Inspired by its namesake magical lake in Kerala, Periyar has been a best-seller for 16 years, and is growing stronger. It is our most iconic design story that has graced the coffee tables of celebrated global design enthusiasts, even a couple of heads of state, and mugs from the Periyar range were included in the celebrity gift bags at the 2015 Oscars. We have sold almost 100,000 Periyar hand-decorated fine bone china mugs. We recently won a Periyar copyright infringement judgement in a landmark IPR (intellectual property rights) case. Although the justice system still makes accountability and restitution a highly bureaucratic process, the judge’s support gave me hope that we are slowly moving closer to a design-friendly business environment. For us, this will be a key measure of the success of the Make In India campaign. Then there is Dhuna, an ancient temple tradition of purifying spaces with wafting incense. The product has been very popular since we introduced it almost a decade ago. In apparel, the Romani collection launched recently, inspired by the spirit of troubadour tribes in Central Asia, with prints, patterns and layered silhouettes, just flew off the racks.

How will you strategize your international presence?
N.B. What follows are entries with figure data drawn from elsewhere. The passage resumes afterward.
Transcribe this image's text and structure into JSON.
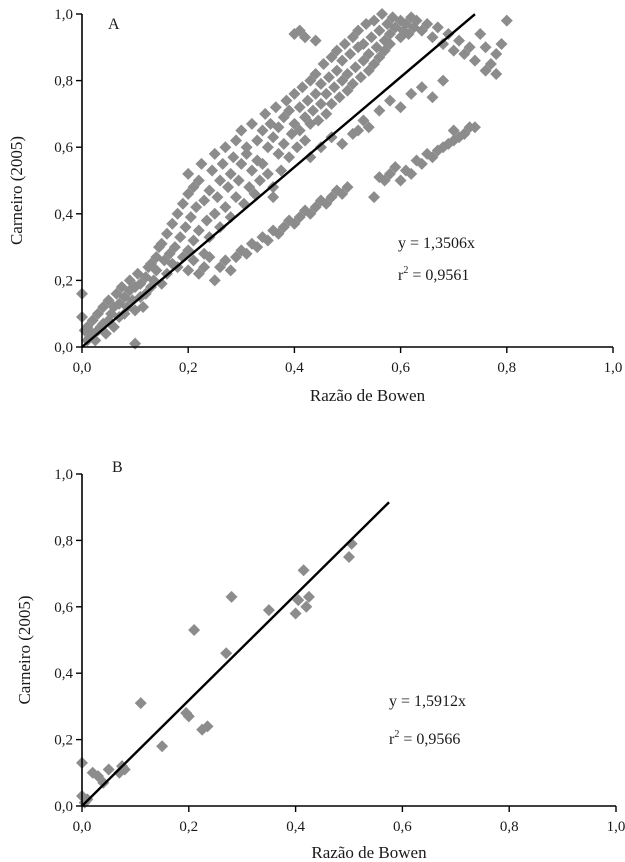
{
  "chart_data": [
    {
      "type": "scatter",
      "panel_label": "A",
      "xlabel": "Razão de Bowen",
      "ylabel": "Carneiro (2005)",
      "xlim": [
        0,
        1
      ],
      "ylim": [
        0,
        1
      ],
      "xticks": [
        "0,0",
        "0,2",
        "0,4",
        "0,6",
        "0,8",
        "1,0"
      ],
      "yticks": [
        "0,0",
        "0,2",
        "0,4",
        "0,6",
        "0,8",
        "1,0"
      ],
      "grid": false,
      "marker_color": "#8c8c8c",
      "line_color": "#000000",
      "equation": "y = 1,3506x",
      "r2_prefix": "r",
      "r2_sup": "2",
      "r2_value": " = 0,9561",
      "trendline": {
        "slope": 1.3506,
        "x_range": [
          0,
          0.74
        ]
      },
      "points": [
        [
          0.0,
          0.16
        ],
        [
          0.0,
          0.09
        ],
        [
          0.005,
          0.05
        ],
        [
          0.01,
          0.02
        ],
        [
          0.01,
          0.06
        ],
        [
          0.015,
          0.03
        ],
        [
          0.02,
          0.04
        ],
        [
          0.02,
          0.08
        ],
        [
          0.025,
          0.02
        ],
        [
          0.03,
          0.05
        ],
        [
          0.03,
          0.1
        ],
        [
          0.035,
          0.06
        ],
        [
          0.04,
          0.07
        ],
        [
          0.04,
          0.12
        ],
        [
          0.045,
          0.04
        ],
        [
          0.05,
          0.08
        ],
        [
          0.05,
          0.14
        ],
        [
          0.055,
          0.1
        ],
        [
          0.06,
          0.06
        ],
        [
          0.06,
          0.12
        ],
        [
          0.065,
          0.16
        ],
        [
          0.07,
          0.09
        ],
        [
          0.07,
          0.13
        ],
        [
          0.075,
          0.18
        ],
        [
          0.08,
          0.1
        ],
        [
          0.08,
          0.15
        ],
        [
          0.085,
          0.12
        ],
        [
          0.09,
          0.17
        ],
        [
          0.09,
          0.2
        ],
        [
          0.095,
          0.14
        ],
        [
          0.1,
          0.01
        ],
        [
          0.1,
          0.11
        ],
        [
          0.1,
          0.18
        ],
        [
          0.105,
          0.22
        ],
        [
          0.11,
          0.15
        ],
        [
          0.11,
          0.19
        ],
        [
          0.115,
          0.12
        ],
        [
          0.12,
          0.16
        ],
        [
          0.12,
          0.21
        ],
        [
          0.125,
          0.24
        ],
        [
          0.13,
          0.18
        ],
        [
          0.13,
          0.25
        ],
        [
          0.135,
          0.2
        ],
        [
          0.14,
          0.27
        ],
        [
          0.14,
          0.23
        ],
        [
          0.145,
          0.3
        ],
        [
          0.15,
          0.19
        ],
        [
          0.15,
          0.31
        ],
        [
          0.155,
          0.26
        ],
        [
          0.16,
          0.22
        ],
        [
          0.16,
          0.34
        ],
        [
          0.165,
          0.28
        ],
        [
          0.17,
          0.25
        ],
        [
          0.17,
          0.37
        ],
        [
          0.175,
          0.3
        ],
        [
          0.18,
          0.24
        ],
        [
          0.18,
          0.4
        ],
        [
          0.185,
          0.33
        ],
        [
          0.19,
          0.27
        ],
        [
          0.19,
          0.43
        ],
        [
          0.195,
          0.36
        ],
        [
          0.2,
          0.29
        ],
        [
          0.2,
          0.46
        ],
        [
          0.2,
          0.52
        ],
        [
          0.205,
          0.39
        ],
        [
          0.21,
          0.32
        ],
        [
          0.21,
          0.48
        ],
        [
          0.215,
          0.42
        ],
        [
          0.22,
          0.35
        ],
        [
          0.22,
          0.5
        ],
        [
          0.225,
          0.55
        ],
        [
          0.23,
          0.28
        ],
        [
          0.23,
          0.44
        ],
        [
          0.235,
          0.38
        ],
        [
          0.24,
          0.47
        ],
        [
          0.24,
          0.33
        ],
        [
          0.245,
          0.53
        ],
        [
          0.25,
          0.4
        ],
        [
          0.25,
          0.58
        ],
        [
          0.255,
          0.45
        ],
        [
          0.26,
          0.5
        ],
        [
          0.26,
          0.36
        ],
        [
          0.265,
          0.55
        ],
        [
          0.27,
          0.42
        ],
        [
          0.27,
          0.6
        ],
        [
          0.275,
          0.48
        ],
        [
          0.28,
          0.52
        ],
        [
          0.28,
          0.39
        ],
        [
          0.285,
          0.57
        ],
        [
          0.29,
          0.62
        ],
        [
          0.29,
          0.45
        ],
        [
          0.295,
          0.5
        ],
        [
          0.3,
          0.55
        ],
        [
          0.3,
          0.65
        ],
        [
          0.305,
          0.43
        ],
        [
          0.31,
          0.58
        ],
        [
          0.31,
          0.6
        ],
        [
          0.315,
          0.48
        ],
        [
          0.32,
          0.53
        ],
        [
          0.32,
          0.67
        ],
        [
          0.325,
          0.46
        ],
        [
          0.33,
          0.56
        ],
        [
          0.33,
          0.62
        ],
        [
          0.335,
          0.5
        ],
        [
          0.34,
          0.65
        ],
        [
          0.34,
          0.55
        ],
        [
          0.345,
          0.7
        ],
        [
          0.35,
          0.52
        ],
        [
          0.35,
          0.6
        ],
        [
          0.355,
          0.67
        ],
        [
          0.36,
          0.48
        ],
        [
          0.36,
          0.63
        ],
        [
          0.365,
          0.72
        ],
        [
          0.37,
          0.58
        ],
        [
          0.37,
          0.66
        ],
        [
          0.375,
          0.53
        ],
        [
          0.38,
          0.69
        ],
        [
          0.38,
          0.61
        ],
        [
          0.385,
          0.74
        ],
        [
          0.39,
          0.57
        ],
        [
          0.39,
          0.71
        ],
        [
          0.395,
          0.64
        ],
        [
          0.4,
          0.67
        ],
        [
          0.4,
          0.76
        ],
        [
          0.405,
          0.6
        ],
        [
          0.41,
          0.72
        ],
        [
          0.41,
          0.65
        ],
        [
          0.415,
          0.78
        ],
        [
          0.42,
          0.69
        ],
        [
          0.42,
          0.62
        ],
        [
          0.425,
          0.74
        ],
        [
          0.43,
          0.8
        ],
        [
          0.43,
          0.67
        ],
        [
          0.435,
          0.71
        ],
        [
          0.44,
          0.76
        ],
        [
          0.44,
          0.82
        ],
        [
          0.445,
          0.68
        ],
        [
          0.45,
          0.73
        ],
        [
          0.45,
          0.79
        ],
        [
          0.455,
          0.85
        ],
        [
          0.46,
          0.7
        ],
        [
          0.46,
          0.76
        ],
        [
          0.465,
          0.81
        ],
        [
          0.47,
          0.87
        ],
        [
          0.47,
          0.73
        ],
        [
          0.475,
          0.78
        ],
        [
          0.48,
          0.83
        ],
        [
          0.48,
          0.89
        ],
        [
          0.485,
          0.75
        ],
        [
          0.49,
          0.8
        ],
        [
          0.49,
          0.86
        ],
        [
          0.495,
          0.91
        ],
        [
          0.5,
          0.77
        ],
        [
          0.5,
          0.82
        ],
        [
          0.505,
          0.88
        ],
        [
          0.51,
          0.93
        ],
        [
          0.51,
          0.79
        ],
        [
          0.515,
          0.84
        ],
        [
          0.52,
          0.9
        ],
        [
          0.52,
          0.95
        ],
        [
          0.525,
          0.81
        ],
        [
          0.53,
          0.86
        ],
        [
          0.53,
          0.91
        ],
        [
          0.535,
          0.97
        ],
        [
          0.54,
          0.83
        ],
        [
          0.54,
          0.88
        ],
        [
          0.545,
          0.93
        ],
        [
          0.55,
          0.98
        ],
        [
          0.55,
          0.85
        ],
        [
          0.555,
          0.9
        ],
        [
          0.56,
          0.95
        ],
        [
          0.56,
          0.87
        ],
        [
          0.565,
          1.0
        ],
        [
          0.57,
          0.92
        ],
        [
          0.57,
          0.89
        ],
        [
          0.575,
          0.97
        ],
        [
          0.58,
          0.94
        ],
        [
          0.58,
          0.91
        ],
        [
          0.585,
          0.99
        ],
        [
          0.59,
          0.96
        ],
        [
          0.6,
          0.93
        ],
        [
          0.6,
          0.98
        ],
        [
          0.605,
          0.95
        ],
        [
          0.61,
          0.97
        ],
        [
          0.615,
          0.94
        ],
        [
          0.62,
          0.99
        ],
        [
          0.625,
          0.96
        ],
        [
          0.63,
          0.98
        ],
        [
          0.64,
          0.95
        ],
        [
          0.65,
          0.97
        ],
        [
          0.66,
          0.93
        ],
        [
          0.67,
          0.96
        ],
        [
          0.68,
          0.91
        ],
        [
          0.69,
          0.94
        ],
        [
          0.7,
          0.89
        ],
        [
          0.71,
          0.92
        ],
        [
          0.72,
          0.88
        ],
        [
          0.73,
          0.9
        ],
        [
          0.74,
          0.86
        ],
        [
          0.76,
          0.83
        ],
        [
          0.77,
          0.85
        ],
        [
          0.78,
          0.88
        ],
        [
          0.79,
          0.91
        ],
        [
          0.8,
          0.98
        ],
        [
          0.73,
          0.66
        ],
        [
          0.7,
          0.65
        ],
        [
          0.72,
          0.64
        ],
        [
          0.76,
          0.9
        ],
        [
          0.78,
          0.82
        ],
        [
          0.75,
          0.94
        ],
        [
          0.2,
          0.23
        ],
        [
          0.21,
          0.26
        ],
        [
          0.22,
          0.22
        ],
        [
          0.23,
          0.24
        ],
        [
          0.24,
          0.27
        ],
        [
          0.25,
          0.2
        ],
        [
          0.26,
          0.24
        ],
        [
          0.27,
          0.26
        ],
        [
          0.28,
          0.23
        ],
        [
          0.29,
          0.27
        ],
        [
          0.3,
          0.29
        ],
        [
          0.31,
          0.28
        ],
        [
          0.32,
          0.31
        ],
        [
          0.33,
          0.3
        ],
        [
          0.34,
          0.33
        ],
        [
          0.35,
          0.32
        ],
        [
          0.36,
          0.35
        ],
        [
          0.37,
          0.34
        ],
        [
          0.38,
          0.36
        ],
        [
          0.39,
          0.38
        ],
        [
          0.4,
          0.37
        ],
        [
          0.41,
          0.39
        ],
        [
          0.42,
          0.41
        ],
        [
          0.43,
          0.4
        ],
        [
          0.44,
          0.42
        ],
        [
          0.45,
          0.44
        ],
        [
          0.46,
          0.43
        ],
        [
          0.47,
          0.45
        ],
        [
          0.48,
          0.47
        ],
        [
          0.49,
          0.46
        ],
        [
          0.5,
          0.48
        ],
        [
          0.55,
          0.45
        ],
        [
          0.6,
          0.5
        ],
        [
          0.62,
          0.52
        ],
        [
          0.64,
          0.55
        ],
        [
          0.66,
          0.57
        ],
        [
          0.68,
          0.6
        ],
        [
          0.7,
          0.62
        ],
        [
          0.72,
          0.64
        ],
        [
          0.74,
          0.66
        ],
        [
          0.58,
          0.52
        ],
        [
          0.59,
          0.54
        ],
        [
          0.61,
          0.53
        ],
        [
          0.63,
          0.56
        ],
        [
          0.65,
          0.58
        ],
        [
          0.67,
          0.59
        ],
        [
          0.69,
          0.61
        ],
        [
          0.71,
          0.63
        ],
        [
          0.56,
          0.51
        ],
        [
          0.57,
          0.5
        ],
        [
          0.4,
          0.94
        ],
        [
          0.42,
          0.93
        ],
        [
          0.44,
          0.92
        ],
        [
          0.41,
          0.95
        ],
        [
          0.52,
          0.65
        ],
        [
          0.53,
          0.68
        ],
        [
          0.56,
          0.71
        ],
        [
          0.54,
          0.66
        ],
        [
          0.58,
          0.74
        ],
        [
          0.62,
          0.76
        ],
        [
          0.64,
          0.78
        ],
        [
          0.66,
          0.75
        ],
        [
          0.68,
          0.8
        ],
        [
          0.6,
          0.72
        ],
        [
          0.45,
          0.6
        ],
        [
          0.47,
          0.63
        ],
        [
          0.49,
          0.61
        ],
        [
          0.51,
          0.64
        ],
        [
          0.43,
          0.57
        ],
        [
          0.36,
          0.45
        ]
      ]
    },
    {
      "type": "scatter",
      "panel_label": "B",
      "xlabel": "Razão de Bowen",
      "ylabel": "Carneiro (2005)",
      "xlim": [
        0,
        1
      ],
      "ylim": [
        0,
        1
      ],
      "xticks": [
        "0,0",
        "0,2",
        "0,4",
        "0,6",
        "0,8",
        "1,0"
      ],
      "yticks": [
        "0,0",
        "0,2",
        "0,4",
        "0,6",
        "0,8",
        "1,0"
      ],
      "grid": false,
      "marker_color": "#8c8c8c",
      "line_color": "#000000",
      "equation": "y = 1,5912x",
      "r2_prefix": "r",
      "r2_sup": "2",
      "r2_value": " = 0,9566",
      "trendline": {
        "slope": 1.5912,
        "x_range": [
          0,
          0.575
        ]
      },
      "points": [
        [
          0.0,
          0.13
        ],
        [
          0.0,
          0.03
        ],
        [
          0.005,
          0.01
        ],
        [
          0.01,
          0.02
        ],
        [
          0.02,
          0.1
        ],
        [
          0.03,
          0.09
        ],
        [
          0.04,
          0.07
        ],
        [
          0.05,
          0.11
        ],
        [
          0.07,
          0.1
        ],
        [
          0.075,
          0.12
        ],
        [
          0.08,
          0.11
        ],
        [
          0.11,
          0.31
        ],
        [
          0.15,
          0.18
        ],
        [
          0.195,
          0.28
        ],
        [
          0.2,
          0.27
        ],
        [
          0.21,
          0.53
        ],
        [
          0.225,
          0.23
        ],
        [
          0.235,
          0.24
        ],
        [
          0.27,
          0.46
        ],
        [
          0.28,
          0.63
        ],
        [
          0.35,
          0.59
        ],
        [
          0.4,
          0.58
        ],
        [
          0.405,
          0.62
        ],
        [
          0.415,
          0.71
        ],
        [
          0.42,
          0.6
        ],
        [
          0.425,
          0.63
        ],
        [
          0.5,
          0.75
        ],
        [
          0.505,
          0.79
        ]
      ]
    }
  ]
}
We expect much of our growth in the next 20 years to come from beyond the borders. We want to work with partners who have a strong retail experience and infrastructure, just passion and love of our designs is not enough. We have found partners in Turkey (Ankara and Istanbul) and in China. In China, our partnership is with a women-led cult brand we love that has an annual turnover of $20 million (around Rs.133 crore).